Subtraction.com

All Feeded Up

Here’s a confession: I’m a terrible blog friend.

Over the past few years, I’ve been fortunate enough to have met scores of really interesting people thanks to my work with my old company, my new position at NYTimes.com, and Subtraction.com — people inside and outside of these companies, nearby in New York and spread out all over the world. Lots of them have become good friends, and many maintain superb blogs and sites of their own; they’re the kinds of sites that I enjoy immensely, that in many instances I aspire to match with my own, and that I readily recommend to others.

When it comes to actually keeping up with them, though, I fall down on the job. I’m terrible at knowing what people are up to, even though they’re writing about it publicly and, for the more famous of my friends, even though their exploits are often guaranteed an echo effect throughout the blogosphere. On more occasions than I’d like to admit, I’m simply behind the curve.

So Many Blog Posts, So Little Time

The problem is there’s so much great, engrossing net activity and blogging going on, and I have so little free time. When I do find myself with a spare moment, I’m struggling just to keep this blog up-to-date, leaving me very little time to just surf. The net effect is that I just can’t keep up with what everyone’s saying, except in fits and spurts. So, when talking to folks whom I consider to be good friends, I’m perpetually embarrassed by my shallow knowledge of exactly what they’ve been up to.

Short of acquiring some miraculous new facility for speed reading, the only realistic solution to my problem is good ol’ RSS feeds. It’s generally acknowledged as the most efficient way to plow through a huge number of posts in rapid succession.

I use NetNewsWire as my feed aggregator of choice, and I like it a lot. But as an intended solution, it presents a problem of its own: I’ve collected so damn many RSS feeds that, when I sit down in front of the application, it’s almost as difficult a challenge as having no feed reader whatsoever. With dozens and dozens of subscriptions, each filled with dozens of unread posts, I often don’t even know where to start.

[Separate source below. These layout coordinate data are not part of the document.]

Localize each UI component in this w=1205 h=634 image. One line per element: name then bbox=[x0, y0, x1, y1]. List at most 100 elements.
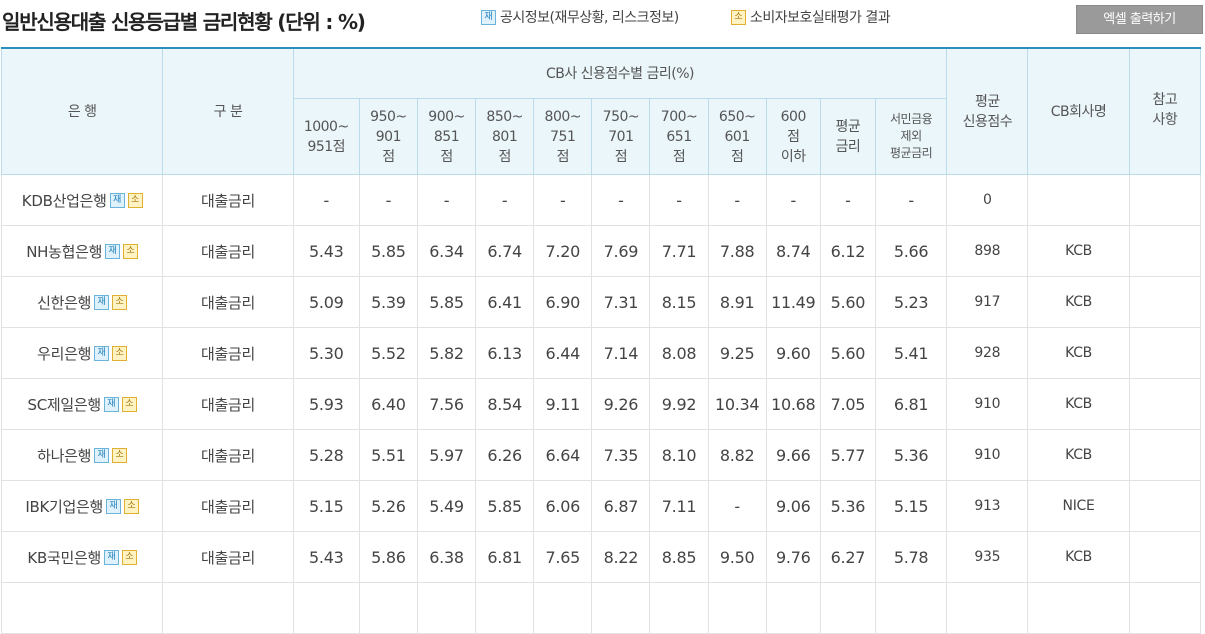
header-cb-rate-group: CB사 신용점수별 금리(%) bbox=[292, 47, 948, 99]
rate-cell: 5.09 bbox=[292, 276, 360, 328]
rate-cell: 5.36 bbox=[819, 480, 876, 532]
rate-cell: 6.44 bbox=[533, 327, 593, 379]
rate-cell: - bbox=[475, 174, 535, 226]
header-bank: 은 행 bbox=[0, 47, 164, 175]
rate-cell: - bbox=[591, 174, 651, 226]
table-row: 신한은행 재 소 대출금리 5.09 5.39 5.85 6.41 6.90 7.31 8.15 8.… bbox=[0, 276, 1202, 328]
header-kind: 구 분 bbox=[162, 47, 294, 175]
cb-company-cell bbox=[1027, 174, 1130, 226]
rate-cell: 5.43 bbox=[292, 225, 360, 277]
rate-cell: 7.14 bbox=[591, 327, 651, 379]
rate-table: 은 행 구 분 CB사 신용점수별 금리(%) 평균 신용점수 CB회사명 참고… bbox=[0, 47, 1202, 634]
reference-cell bbox=[1128, 531, 1202, 583]
header-avg-score: 평균 신용점수 bbox=[946, 47, 1029, 175]
header-score-column: 700~ 651 점 bbox=[649, 98, 709, 175]
table-row: 하나은행 재 소 대출금리 5.28 5.51 5.97 6.26 6.64 7.35 8.10 8.… bbox=[0, 429, 1202, 481]
disclosure-badge-icon[interactable]: 재 bbox=[105, 243, 121, 259]
rate-cell bbox=[416, 582, 477, 634]
loan-type-cell: 대출금리 bbox=[162, 531, 294, 583]
rate-cell: 8.85 bbox=[649, 531, 709, 583]
rate-cell: 8.08 bbox=[649, 327, 709, 379]
loan-type-cell bbox=[162, 582, 294, 634]
rate-cell: - bbox=[649, 174, 709, 226]
header-score-column-label: 650~ 601 점 bbox=[718, 108, 756, 165]
rate-cell: 9.76 bbox=[765, 531, 821, 583]
disclosure-badge-icon[interactable]: 재 bbox=[103, 396, 119, 412]
header-score-column: 750~ 701 점 bbox=[591, 98, 651, 175]
bank-name: NH농협은행 bbox=[26, 242, 103, 261]
consumer-protection-badge-icon[interactable]: 소 bbox=[112, 345, 128, 361]
disclosure-badge-icon[interactable]: 재 bbox=[109, 192, 125, 208]
rate-cell: 5.60 bbox=[819, 276, 876, 328]
disclosure-badge-icon[interactable]: 재 bbox=[94, 345, 110, 361]
consumer-protection-badge-icon[interactable]: 소 bbox=[124, 498, 140, 514]
rate-cell: 5.26 bbox=[358, 480, 418, 532]
bank-name: 우리은행 bbox=[37, 344, 92, 363]
rate-cell bbox=[591, 582, 651, 634]
disclosure-badge-icon[interactable]: 재 bbox=[106, 498, 122, 514]
consumer-protection-badge-icon[interactable]: 소 bbox=[123, 243, 139, 259]
avg-score-cell: 898 bbox=[946, 225, 1029, 277]
consumer-protection-badge-icon[interactable]: 소 bbox=[121, 549, 137, 565]
disclosure-badge-icon[interactable]: 재 bbox=[94, 294, 110, 310]
rate-cell: 9.66 bbox=[765, 429, 821, 481]
top-bar: 일반신용대출 신용등급별 금리현황 (단위 : %) 재 공시정보(재무상황, 리… bbox=[0, 0, 1205, 40]
rate-cell: - bbox=[707, 174, 767, 226]
rate-cell: 11.49 bbox=[765, 276, 821, 328]
header-score-column-label: 750~ 701 점 bbox=[602, 108, 640, 165]
consumer-protection-badge-icon[interactable]: 소 bbox=[127, 192, 143, 208]
reference-cell bbox=[1128, 225, 1202, 277]
rate-cell: - bbox=[707, 480, 767, 532]
header-score-column: 650~ 601 점 bbox=[707, 98, 767, 175]
rate-cell: 9.06 bbox=[765, 480, 821, 532]
bank-cell: SC제일은행 재 소 bbox=[0, 378, 164, 430]
consumer-protection-badge-icon[interactable]: 소 bbox=[112, 294, 128, 310]
rate-cell bbox=[533, 582, 593, 634]
rate-cell: 8.15 bbox=[649, 276, 709, 328]
header-score-column: 평균 금리 bbox=[819, 98, 876, 175]
disclosure-badge-icon: 재 bbox=[481, 9, 496, 25]
header-score-column: 950~ 901 점 bbox=[358, 98, 418, 175]
rate-cell: 5.43 bbox=[292, 531, 360, 583]
rate-cell: 5.49 bbox=[416, 480, 477, 532]
header-score-column-label: 900~ 851 점 bbox=[428, 108, 465, 165]
disclosure-badge-icon[interactable]: 재 bbox=[94, 447, 110, 463]
rate-cell: 5.78 bbox=[874, 531, 948, 583]
consumer-protection-badge-icon: 소 bbox=[731, 9, 746, 25]
rate-cell: 6.12 bbox=[819, 225, 876, 277]
rate-cell: 5.39 bbox=[358, 276, 418, 328]
rate-cell: 9.60 bbox=[765, 327, 821, 379]
rate-cell: 5.82 bbox=[416, 327, 477, 379]
table-row: NH농협은행 재 소 대출금리 5.43 5.85 6.34 6.74 7.20 7.69 7.71… bbox=[0, 225, 1202, 277]
consumer-protection-badge-icon[interactable]: 소 bbox=[112, 447, 128, 463]
page-title: 일반신용대출 신용등급별 금리현황 (단위 : %) bbox=[2, 10, 366, 34]
header-score-column: 600 점 이하 bbox=[765, 98, 821, 175]
excel-export-button[interactable]: 엑셀 출력하기 bbox=[1076, 5, 1203, 34]
rate-cell: 7.31 bbox=[591, 276, 651, 328]
rate-cell bbox=[874, 582, 948, 634]
consumer-protection-badge-icon[interactable]: 소 bbox=[121, 396, 137, 412]
bank-name: KDB산업은행 bbox=[21, 191, 107, 210]
rate-cell: 5.15 bbox=[874, 480, 948, 532]
rate-cell: 6.64 bbox=[533, 429, 593, 481]
rate-cell: 9.25 bbox=[707, 327, 767, 379]
cb-company-cell: KCB bbox=[1027, 225, 1130, 277]
cb-company-cell: KCB bbox=[1027, 327, 1130, 379]
avg-score-cell: 935 bbox=[946, 531, 1029, 583]
rate-cell: - bbox=[874, 174, 948, 226]
disclosure-badge-icon[interactable]: 재 bbox=[103, 549, 119, 565]
rate-cell: 5.52 bbox=[358, 327, 418, 379]
bank-name: IBK기업은행 bbox=[25, 497, 104, 516]
loan-type-cell: 대출금리 bbox=[162, 327, 294, 379]
cb-company-cell: KCB bbox=[1027, 531, 1130, 583]
rate-cell: 8.82 bbox=[707, 429, 767, 481]
rate-cell: 7.69 bbox=[591, 225, 651, 277]
header-score-column-label: 950~ 901 점 bbox=[370, 108, 407, 165]
bank-cell: 신한은행 재 소 bbox=[0, 276, 164, 328]
rate-cell: 7.88 bbox=[707, 225, 767, 277]
rate-cell: 5.93 bbox=[292, 378, 360, 430]
rate-cell: 5.41 bbox=[874, 327, 948, 379]
legend-consumer-protection: 소 소비자보호실태평가 결과 bbox=[731, 7, 891, 27]
avg-score-cell: 913 bbox=[946, 480, 1029, 532]
bank-cell: KDB산업은행 재 소 bbox=[0, 174, 164, 226]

In the past, friends have advised me to just narrow my list down to a manageable number of essential subscriptions — a bare few that I can consume easily, day in and day out. But every time I try to do that, I find that I can’t really bear to get rid of most of these feeds. They all seem essential, and I’m loathe to give any of them up. Of course, I understand the corollary of that reluctance: refusing to part with most of these feeds means I’ll probably continue to benefit from very few of them.

Keeping Up with the Joneses, Etc.

That’s the analytical perspective. Emotionally, however, I feel as if severing a link to an RSS feed is tantamount to entirely giving up on a blog; with so many other potential distractions out there, the chances of me returning in a timely manner are miniscule. I’ll miss out on the great, meaty content, of course, but more importantly, the next time I talk to the site’s author, I’ll find myself rudely clueless about their recent developments, too.

That’s probably what irks me most of all… giving the impression that I’m just not interested in what these people, my friends, are doing. That’s certainly not the case. So I somewhat vainly endeavor to keep tabs on all of them, continually frustrated by the fact that RSS, on its own, just isn’t a sufficient solution for the more efficient consumption of the level of content someone in my position is faced with daily. I need a better option. Or… can everyone just stop posting for a while until I can read everything you’ve written so far?